- Dollar rises from Wednesday's slide
- Euro dips back below $1.18
- Fed watched for signs on balance sheet reduction
The dollar edged higher on Thursday after another politically-driven slide against the euro and yen the previous session, as investors shifted focus away from government tension in Washington to an upcoming global central bankers’ gathering.
But the dollar’s respite was expected to be temporary as investors awaited key speeches from Federal Reserve Chair Janet Yellen and European Central Bank President Mario Draghi at the Jackson Hole Economic Policy Summit in Wyoming. Still, no new policy messages are expected from either official.

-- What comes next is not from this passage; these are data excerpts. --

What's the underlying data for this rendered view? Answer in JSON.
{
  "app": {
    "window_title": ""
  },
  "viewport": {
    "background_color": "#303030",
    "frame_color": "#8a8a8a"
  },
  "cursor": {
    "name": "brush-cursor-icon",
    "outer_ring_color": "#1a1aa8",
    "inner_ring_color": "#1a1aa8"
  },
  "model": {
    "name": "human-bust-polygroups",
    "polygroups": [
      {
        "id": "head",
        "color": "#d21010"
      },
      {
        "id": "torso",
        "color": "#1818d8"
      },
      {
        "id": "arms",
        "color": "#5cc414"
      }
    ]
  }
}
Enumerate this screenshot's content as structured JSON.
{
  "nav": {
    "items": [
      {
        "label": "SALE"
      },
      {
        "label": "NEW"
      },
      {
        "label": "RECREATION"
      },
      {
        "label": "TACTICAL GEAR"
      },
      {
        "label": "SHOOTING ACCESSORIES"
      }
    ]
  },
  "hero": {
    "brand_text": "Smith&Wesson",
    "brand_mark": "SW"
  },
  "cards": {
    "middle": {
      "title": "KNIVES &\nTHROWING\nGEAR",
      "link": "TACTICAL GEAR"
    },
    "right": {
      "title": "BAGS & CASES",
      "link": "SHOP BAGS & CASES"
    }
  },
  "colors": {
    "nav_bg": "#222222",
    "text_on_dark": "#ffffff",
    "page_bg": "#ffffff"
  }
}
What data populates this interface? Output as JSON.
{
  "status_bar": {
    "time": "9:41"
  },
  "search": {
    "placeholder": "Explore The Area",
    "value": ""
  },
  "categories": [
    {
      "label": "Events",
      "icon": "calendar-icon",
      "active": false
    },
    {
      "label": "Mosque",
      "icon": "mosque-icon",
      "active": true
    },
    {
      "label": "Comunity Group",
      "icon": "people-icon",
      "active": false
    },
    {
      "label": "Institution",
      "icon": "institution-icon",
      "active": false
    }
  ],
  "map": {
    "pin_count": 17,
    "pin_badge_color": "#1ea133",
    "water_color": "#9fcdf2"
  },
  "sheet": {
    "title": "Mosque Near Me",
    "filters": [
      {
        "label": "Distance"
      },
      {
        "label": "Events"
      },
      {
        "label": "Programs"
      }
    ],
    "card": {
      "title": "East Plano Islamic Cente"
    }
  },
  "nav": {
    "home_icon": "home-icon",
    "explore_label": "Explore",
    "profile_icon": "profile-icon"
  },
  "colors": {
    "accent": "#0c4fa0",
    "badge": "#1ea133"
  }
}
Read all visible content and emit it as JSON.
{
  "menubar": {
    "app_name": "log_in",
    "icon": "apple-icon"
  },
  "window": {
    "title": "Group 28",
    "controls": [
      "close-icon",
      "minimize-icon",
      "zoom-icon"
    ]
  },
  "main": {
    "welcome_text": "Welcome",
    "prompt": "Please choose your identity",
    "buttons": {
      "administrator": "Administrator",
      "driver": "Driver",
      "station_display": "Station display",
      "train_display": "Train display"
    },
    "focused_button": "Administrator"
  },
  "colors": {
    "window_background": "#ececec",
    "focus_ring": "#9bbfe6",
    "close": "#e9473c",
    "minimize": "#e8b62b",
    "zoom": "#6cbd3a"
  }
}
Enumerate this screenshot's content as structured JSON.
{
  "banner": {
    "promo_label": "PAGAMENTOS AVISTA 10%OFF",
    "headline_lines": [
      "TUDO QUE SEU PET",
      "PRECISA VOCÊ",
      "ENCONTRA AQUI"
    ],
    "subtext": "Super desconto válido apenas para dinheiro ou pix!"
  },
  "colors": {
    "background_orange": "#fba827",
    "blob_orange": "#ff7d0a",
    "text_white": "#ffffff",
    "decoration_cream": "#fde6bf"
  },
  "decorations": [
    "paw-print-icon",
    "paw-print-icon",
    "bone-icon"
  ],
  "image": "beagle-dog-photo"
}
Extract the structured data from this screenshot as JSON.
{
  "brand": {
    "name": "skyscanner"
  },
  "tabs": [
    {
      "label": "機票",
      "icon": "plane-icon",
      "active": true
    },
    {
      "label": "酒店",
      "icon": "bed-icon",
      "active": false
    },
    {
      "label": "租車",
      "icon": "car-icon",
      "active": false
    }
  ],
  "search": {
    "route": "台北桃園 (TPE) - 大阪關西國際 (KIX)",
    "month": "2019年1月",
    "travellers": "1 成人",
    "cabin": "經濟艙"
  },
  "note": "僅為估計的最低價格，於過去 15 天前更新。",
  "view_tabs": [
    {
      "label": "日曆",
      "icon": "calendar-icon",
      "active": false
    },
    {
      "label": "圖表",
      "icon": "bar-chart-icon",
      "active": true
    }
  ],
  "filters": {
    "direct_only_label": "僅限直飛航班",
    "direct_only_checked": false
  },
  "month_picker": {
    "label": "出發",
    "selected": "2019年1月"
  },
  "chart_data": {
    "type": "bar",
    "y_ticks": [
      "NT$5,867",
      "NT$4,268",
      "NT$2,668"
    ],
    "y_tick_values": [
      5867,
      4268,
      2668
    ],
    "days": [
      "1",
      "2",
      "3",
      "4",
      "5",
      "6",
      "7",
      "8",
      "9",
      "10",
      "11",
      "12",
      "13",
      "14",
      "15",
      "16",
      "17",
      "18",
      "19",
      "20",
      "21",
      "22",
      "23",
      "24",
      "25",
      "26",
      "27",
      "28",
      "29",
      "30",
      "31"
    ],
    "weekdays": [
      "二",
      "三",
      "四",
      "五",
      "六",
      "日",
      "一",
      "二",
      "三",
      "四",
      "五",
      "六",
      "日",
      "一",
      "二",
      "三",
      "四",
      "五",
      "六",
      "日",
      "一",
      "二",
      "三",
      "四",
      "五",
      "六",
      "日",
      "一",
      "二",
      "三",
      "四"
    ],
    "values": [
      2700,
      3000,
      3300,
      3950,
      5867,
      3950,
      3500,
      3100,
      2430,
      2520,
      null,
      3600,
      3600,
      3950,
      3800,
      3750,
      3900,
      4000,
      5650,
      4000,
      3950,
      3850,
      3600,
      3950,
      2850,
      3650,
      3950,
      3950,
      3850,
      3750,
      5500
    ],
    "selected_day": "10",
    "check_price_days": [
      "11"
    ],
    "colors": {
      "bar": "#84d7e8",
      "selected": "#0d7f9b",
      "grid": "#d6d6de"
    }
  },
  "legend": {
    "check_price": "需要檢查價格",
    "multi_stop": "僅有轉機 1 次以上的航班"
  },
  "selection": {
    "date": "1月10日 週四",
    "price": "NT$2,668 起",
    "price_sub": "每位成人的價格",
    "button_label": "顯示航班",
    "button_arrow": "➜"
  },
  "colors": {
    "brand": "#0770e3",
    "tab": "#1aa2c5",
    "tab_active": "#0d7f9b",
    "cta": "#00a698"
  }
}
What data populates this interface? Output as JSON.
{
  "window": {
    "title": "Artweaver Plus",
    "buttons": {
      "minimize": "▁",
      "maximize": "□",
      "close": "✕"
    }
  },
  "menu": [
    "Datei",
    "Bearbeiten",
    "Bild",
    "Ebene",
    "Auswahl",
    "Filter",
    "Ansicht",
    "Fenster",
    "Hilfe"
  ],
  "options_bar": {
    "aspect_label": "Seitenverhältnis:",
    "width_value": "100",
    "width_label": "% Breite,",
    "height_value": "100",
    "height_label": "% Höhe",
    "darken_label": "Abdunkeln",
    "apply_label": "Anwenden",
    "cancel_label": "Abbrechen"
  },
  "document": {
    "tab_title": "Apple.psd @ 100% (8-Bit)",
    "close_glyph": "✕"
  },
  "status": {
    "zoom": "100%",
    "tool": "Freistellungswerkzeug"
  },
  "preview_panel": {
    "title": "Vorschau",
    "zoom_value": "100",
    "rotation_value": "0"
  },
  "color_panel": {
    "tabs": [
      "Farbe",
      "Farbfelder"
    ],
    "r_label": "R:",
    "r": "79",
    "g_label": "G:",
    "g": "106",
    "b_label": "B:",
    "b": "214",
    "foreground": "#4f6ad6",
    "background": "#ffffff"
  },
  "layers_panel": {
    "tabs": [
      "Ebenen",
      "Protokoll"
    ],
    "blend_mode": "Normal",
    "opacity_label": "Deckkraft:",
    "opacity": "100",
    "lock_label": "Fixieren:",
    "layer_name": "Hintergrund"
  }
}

“I am not expecting anything outside of what has been communicated,” said Minh Trang, senior FX trader, at Silicon Valley Bank in Santa Clara, California.
“But the main conversation has been and would still be on the inflationary pressures or the lack thereof in the U.S. economy. This would be an ongoing dialog,” he added.
The dollar has dropped 14 percent against the euro this year, driven by a collapse in expectations for tax cuts and other pro-growth moves by the administration of U.S. President Donald Trump that has weakened the case for further rises in U.S. rates.
Stronger-than-expected data on U.S. initial jobless claims on Thursday helped the dollar stay positive on the day, but analysts were skeptical those gains could be sustained.
Data showed initial claims rose to 234,000 for the week ended Aug 19.
“Today’s data will do little to shift the market’s bearish view of the dollar,” said Dennis de Jong, managing director at online FX broker UFX.com in Limassol, Cyprus. “Trump’s ‘government shutdown’ claims have done nothing to help investors buy the greenback.”
Trump threatened Tuesday to shut down the government if Congress fails to secure funding for his wall along the U.S. border with Mexico. His threat rattled markets and drew rebukes from some Republicans.
In late trading, the dollar rose 0.4 percent to 109.49 yen and 0.1 percent to 93.272 against a major currency basket.
Some analysts suggested that Yellen could surprise the market and give a harder signal about a possible rate hike at its December policy meeting or on the reduction of the Fed’s balance sheet, which is expected to start next month.
Any such remark from the Fed chair will likely boost the dollar, which on Thursday was flat versus the euro.
The single euro zone currency was last at $1.1801.
The ECB’s Draghi, on the other hand, could talk down a recently surging euro, some analysts said, although Jane Foley, currency strategist at Rabobank, believes the euro’s uptrend is far from over.